O nobre Cléofas pede para “(…) recordarmo-nos das palavras de Jesus, quando afirmou que seriam bem-aventurados aqueles que porfiassem até o fim. (Marcos, 13:13).
Lição de alta magnitude, porque é fácil abraçar um ideal, assumir um compromisso, firmar um contrato, trabalhar afanosamente nos primeiros tempos, mas logo depois uma forma de rotina se instala, a pessoa apaga a labareda do entusiasmo e lentamente coloca o dever assumido em plano secundário, até quando o abandona… Ao abandoná-lo, justifica que a responsabilidade é dos outros, que o não compreendem, que não lhe dão chance.

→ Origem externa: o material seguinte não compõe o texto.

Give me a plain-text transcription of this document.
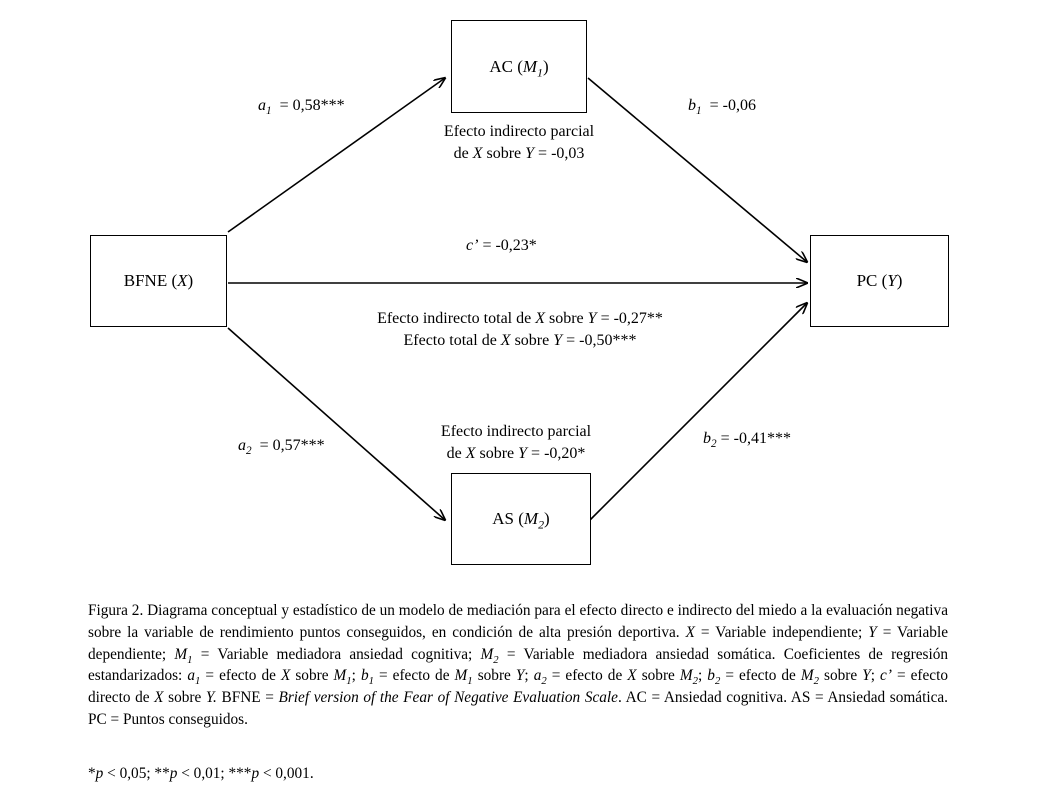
AC $(M_1)$
BFNE (X)	PC (Y)
AS $(M_2)$
$a_1 = 0,58***$	$b_1 = -0,06$
c’ = -0,23*
$a_2 = 0,57***$	$b_2 = -0,41***$
Efecto indirecto parcial
de X sobre Y = -0,03
Efecto indirecto total de X sobre Y = -0,27**
Efecto total de X sobre Y = -0,50***
Efecto indirecto parcial
de X sobre Y = -0,20*

Figura 2. Diagrama conceptual y estadístico de un modelo de mediación para el efecto directo e indirecto del miedo a la evaluación negativa sobre la variable de rendimiento puntos conseguidos, en condición de alta presión deportiva. X = Variable independiente; Y = Variable dependiente; $M_1$ = Variable mediadora ansiedad cognitiva; $M_2$ = Variable mediadora ansiedad somática. Coeficientes de regresión estandarizados: $a_1$ = efecto de X sobre $M_1$; $b_1$ = efecto de $M_1$ sobre Y; $a_2$ = efecto de X sobre $M_2$; $b_2$ = efecto de $M_2$ sobre Y; c’ = efecto directo de X sobre Y. BFNE = Brief version of the Fear of Negative Evaluation Scale. AC = Ansiedad cognitiva. AS = Ansiedad somática. PC = Puntos conseguidos.

*p < 0,05; **p < 0,01; ***p < 0,001.
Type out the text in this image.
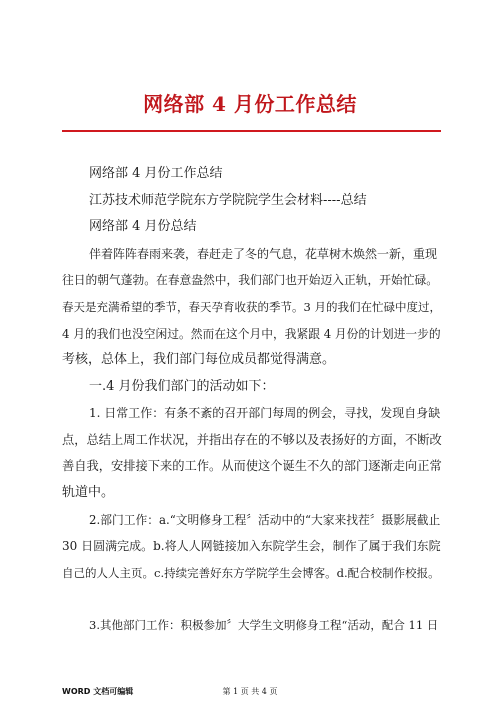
网络部 4 月份工作总结
网络部 4 月份工作总结
江苏技术师范学院东方学院院学生会材料----总结
网络部 4 月份总结
伴着阵阵春雨来袭，春赶走了冬的气息，花草树木焕然一新，重现
往日的朝气蓬勃。在春意盎然中，我们部门也开始迈入正轨，开始忙碌。
春天是充满希望的季节，春天孕育收获的季节。3 月的我们在忙碌中度过，
4 月的我们也没空闲过。然而在这个月中，我紧跟 4 月份的计划进一步的
考核，总体上，我们部门每位成员都觉得满意。
一.4 月份我们部门的活动如下：
1. 日常工作：有条不紊的召开部门每周的例会，寻找，发现自身缺
点，总结上周工作状况，并指出存在的不够以及表扬好的方面，不断改
善自我，安排接下来的工作。从而使这个诞生不久的部门逐渐走向正常
轨道中。
2.部门工作：a.“文明修身工程〞活动中的“大家来找茬〞摄影展截止
30 日圆满完成。b.将人人网链接加入东院学生会，制作了属于我们东院
自己的人人主页。c.持续完善好东方学院学生会博客。d.配合校制作校报。
3.其他部门工作：积极参加〞大学生文明修身工程“活动，配合 11 日
WORD 文档可编辑	第 1 页 共 4 页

Portanto, abraçar com o mesmo entusiasmo a tarefa que se prolonga através do tempo até o fim é o dever que assumimos perante a consciência cósmica e diante da nossa própria consciência. Os que sofrem contam conosco e esperam a nossa contribuição”.
Rogério Coelho
Referências Bibliográficas:
(1) KARDEC, Allan. O Céu e o Inferno. 51.ed. Rio [de Janeiro]: FEB, 2003, 2ªparte, cap. III, itens 1 e 2.
(2) XAVIER, Francisco Cândido. Fonte viva. 10.ed. Rio [de Janeiro]: FEB, 1982, cap. 142.
(3) FRANCO, Divaldo. Triunfo da imortalidade. Porto Alegre: ed. F. Spinelli, 2012, p.133.